# Finishing Danish Oil



## GrahamRounce (9 Oct 2016)

Hi all. I've put 2 coats of Danish Oil on a table. 2 more to go. The can says, "For a superior finish, put the last coat on with a plastic scouring pad" Anyone know anything about that?
How long should I leave it before waxing?
Thanks,


----------



## sploo (10 Oct 2016)

I've always just used lint free rags (with no problems).

Before waxing; personally I'd leave it a week to cure, but YMMV.


----------



## ED65 (10 Oct 2016)

GrahamRounce":32m5dv3l said:


> The can says, "For a superior finish, put the last coat on with a plastic scouring pad" Anyone know anything about that?


This is using a nylon scrubbing pad to help smooth/flatten the surface and burnish the existing finish. It may also be intended to partially fill the grain with a slurry of wood dust and the finish. Although usually this isn't left until the last coat to do, it's normally done first. Anyway in either case it's not an efficient way to fill grain.

There are umpteen ways to apply any finish of this type, but basically anything that burnishes the surface will increase the gloss. That includes using the corner of an old tea cloth to rub in the last coat or two.



GrahamRounce":32m5dv3l said:


> How long should I leave it before waxing?

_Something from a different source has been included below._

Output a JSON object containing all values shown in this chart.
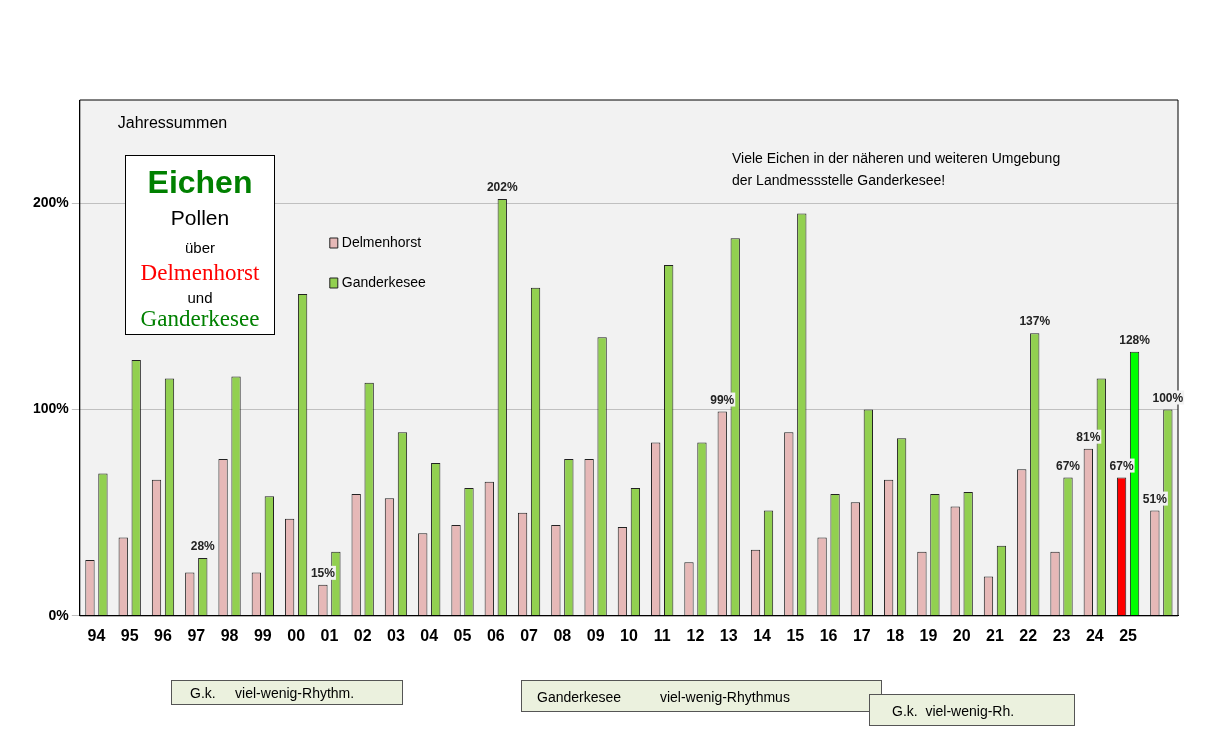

You shouldn't have to wax at all, Danish oil-type products are intended as final finishes. The piece should only need to be waxed to top up the sheen after it's been beat up a bit, after a year's regular use or something like that.


----------



## gregmcateer (12 Oct 2016)

ED65":2x7y7z4w said:


> GrahamRounce":2x7y7z4w said:
> 
> 
> > The can says, "For a superior finish, put the last coat on with a plastic scouring pad" Anyone know anything about that?
> ...



Ditto from me. I just re-oil the kitchen worktop when areas look a bit 'dry'. (6 months plus intervals).
Ours takes a beating and still look really nice.


----------